Non-fiction: The Dawn of Everything by David Graeber and David Wengrow.
@berniethewordsmith "The grapes of wrath" is certainly a good one, as novels go. It might be a bit distant in history regarding what it describes, but still, as it’s quite a classic, it’s hard to say it’s not worth reading (it absolutely is).

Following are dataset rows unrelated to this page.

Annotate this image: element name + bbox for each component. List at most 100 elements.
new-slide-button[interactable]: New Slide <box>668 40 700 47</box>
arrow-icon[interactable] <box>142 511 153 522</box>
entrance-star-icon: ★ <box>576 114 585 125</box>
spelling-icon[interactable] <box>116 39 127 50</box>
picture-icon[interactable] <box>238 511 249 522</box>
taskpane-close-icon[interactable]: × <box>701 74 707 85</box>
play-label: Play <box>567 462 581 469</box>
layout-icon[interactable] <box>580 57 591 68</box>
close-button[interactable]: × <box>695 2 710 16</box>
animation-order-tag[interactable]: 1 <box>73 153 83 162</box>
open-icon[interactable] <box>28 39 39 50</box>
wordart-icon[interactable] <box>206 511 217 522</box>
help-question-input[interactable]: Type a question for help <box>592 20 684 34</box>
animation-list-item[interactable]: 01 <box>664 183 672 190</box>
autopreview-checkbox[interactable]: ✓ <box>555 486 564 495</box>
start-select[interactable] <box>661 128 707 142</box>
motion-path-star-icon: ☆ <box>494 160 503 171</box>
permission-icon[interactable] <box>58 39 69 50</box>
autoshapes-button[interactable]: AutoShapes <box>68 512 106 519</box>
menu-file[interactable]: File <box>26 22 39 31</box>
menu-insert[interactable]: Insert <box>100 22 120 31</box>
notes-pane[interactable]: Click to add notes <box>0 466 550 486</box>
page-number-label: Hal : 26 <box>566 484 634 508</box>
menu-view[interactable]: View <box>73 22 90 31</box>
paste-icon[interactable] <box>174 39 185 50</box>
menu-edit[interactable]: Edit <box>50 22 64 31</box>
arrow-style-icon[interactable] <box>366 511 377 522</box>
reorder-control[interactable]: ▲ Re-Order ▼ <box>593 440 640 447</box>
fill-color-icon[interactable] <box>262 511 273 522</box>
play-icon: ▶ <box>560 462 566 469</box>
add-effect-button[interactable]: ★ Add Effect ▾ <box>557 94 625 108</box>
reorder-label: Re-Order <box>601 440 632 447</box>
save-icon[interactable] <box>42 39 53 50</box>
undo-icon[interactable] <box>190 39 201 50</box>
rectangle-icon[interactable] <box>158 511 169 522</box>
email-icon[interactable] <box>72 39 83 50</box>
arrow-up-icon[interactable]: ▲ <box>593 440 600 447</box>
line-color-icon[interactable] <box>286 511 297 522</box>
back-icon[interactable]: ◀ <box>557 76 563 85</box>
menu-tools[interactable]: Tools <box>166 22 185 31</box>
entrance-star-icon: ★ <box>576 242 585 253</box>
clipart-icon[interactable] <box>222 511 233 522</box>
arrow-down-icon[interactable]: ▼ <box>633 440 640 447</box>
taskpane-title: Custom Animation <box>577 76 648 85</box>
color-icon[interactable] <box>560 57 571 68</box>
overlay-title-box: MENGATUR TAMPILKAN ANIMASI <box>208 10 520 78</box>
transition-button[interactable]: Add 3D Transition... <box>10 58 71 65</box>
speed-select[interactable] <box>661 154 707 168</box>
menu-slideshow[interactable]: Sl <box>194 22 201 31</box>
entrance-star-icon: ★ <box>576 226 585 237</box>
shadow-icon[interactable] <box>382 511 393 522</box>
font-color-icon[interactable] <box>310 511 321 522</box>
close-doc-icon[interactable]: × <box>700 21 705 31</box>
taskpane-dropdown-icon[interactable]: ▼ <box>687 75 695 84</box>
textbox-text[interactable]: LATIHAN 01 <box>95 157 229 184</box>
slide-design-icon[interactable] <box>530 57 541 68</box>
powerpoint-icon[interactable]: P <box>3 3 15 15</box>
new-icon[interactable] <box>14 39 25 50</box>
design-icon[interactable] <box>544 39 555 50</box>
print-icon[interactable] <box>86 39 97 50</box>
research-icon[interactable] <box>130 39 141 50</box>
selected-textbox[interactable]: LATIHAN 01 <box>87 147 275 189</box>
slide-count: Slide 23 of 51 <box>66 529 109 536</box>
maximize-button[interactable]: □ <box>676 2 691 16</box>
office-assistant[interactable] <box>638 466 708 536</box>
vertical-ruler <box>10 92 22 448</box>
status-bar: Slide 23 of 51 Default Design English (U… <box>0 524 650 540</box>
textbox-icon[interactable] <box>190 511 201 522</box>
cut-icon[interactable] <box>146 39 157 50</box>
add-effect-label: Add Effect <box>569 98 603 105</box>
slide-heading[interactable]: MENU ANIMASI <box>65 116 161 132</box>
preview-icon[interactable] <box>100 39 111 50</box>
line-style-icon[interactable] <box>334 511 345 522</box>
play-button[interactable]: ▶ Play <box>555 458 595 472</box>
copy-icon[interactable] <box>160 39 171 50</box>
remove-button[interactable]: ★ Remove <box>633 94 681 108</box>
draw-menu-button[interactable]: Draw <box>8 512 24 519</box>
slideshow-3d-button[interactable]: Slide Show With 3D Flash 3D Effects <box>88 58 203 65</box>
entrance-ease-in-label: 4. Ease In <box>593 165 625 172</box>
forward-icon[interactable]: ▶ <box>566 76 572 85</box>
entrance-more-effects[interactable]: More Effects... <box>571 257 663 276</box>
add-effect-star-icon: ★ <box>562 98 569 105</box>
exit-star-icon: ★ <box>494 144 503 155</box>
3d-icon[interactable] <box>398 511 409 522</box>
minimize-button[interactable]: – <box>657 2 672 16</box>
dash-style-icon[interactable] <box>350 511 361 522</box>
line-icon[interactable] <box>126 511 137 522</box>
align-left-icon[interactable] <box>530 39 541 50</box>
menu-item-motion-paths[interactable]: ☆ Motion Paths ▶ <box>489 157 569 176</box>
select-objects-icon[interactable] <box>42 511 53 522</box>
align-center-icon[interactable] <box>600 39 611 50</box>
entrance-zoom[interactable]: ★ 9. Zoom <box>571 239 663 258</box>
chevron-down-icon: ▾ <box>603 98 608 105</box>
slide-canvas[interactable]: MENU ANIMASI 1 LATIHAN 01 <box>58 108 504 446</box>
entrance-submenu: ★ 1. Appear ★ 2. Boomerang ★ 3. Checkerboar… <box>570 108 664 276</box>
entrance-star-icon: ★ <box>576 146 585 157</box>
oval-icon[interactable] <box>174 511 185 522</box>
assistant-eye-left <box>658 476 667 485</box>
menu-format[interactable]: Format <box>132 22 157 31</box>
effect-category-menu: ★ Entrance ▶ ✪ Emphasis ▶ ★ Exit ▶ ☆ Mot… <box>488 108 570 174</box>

@berniethewordsmith Maybe Mariame Kaba's We Do This 'Til We Free Us. It's a good introduction to police and prison abolition. From there, other structures of harm can be analyzed.
Francis Dupuis-Deri,
Anarchy Explained to My Father
he can also draw
if the readings are too difficult for him
https://shop.stephaniemcmillan.org/
@berniethewordsmith The Divide by Jason Hickel. It fell into my hands in the local bookshop and changed nearly everything I knew about the world. I think it is powerfull because he takes you on his own journey of understanding why the poor are poor.
@berniethewordsmith “It's OK to be mad at capitalism” by Bernie Sanders
@berniethewordsmith fiction: The Dispossessed , Ursula K. LeGuinn ; facts : This Changes Everything, Naomi Klein
@berniethewordsmith I would point to The Walkaway by @pluralistic
@berniethewordsmith I didn't see A Country of Ghosts in the replies, so here it is. An anarcho-queer utopia by Margaret Killjoy.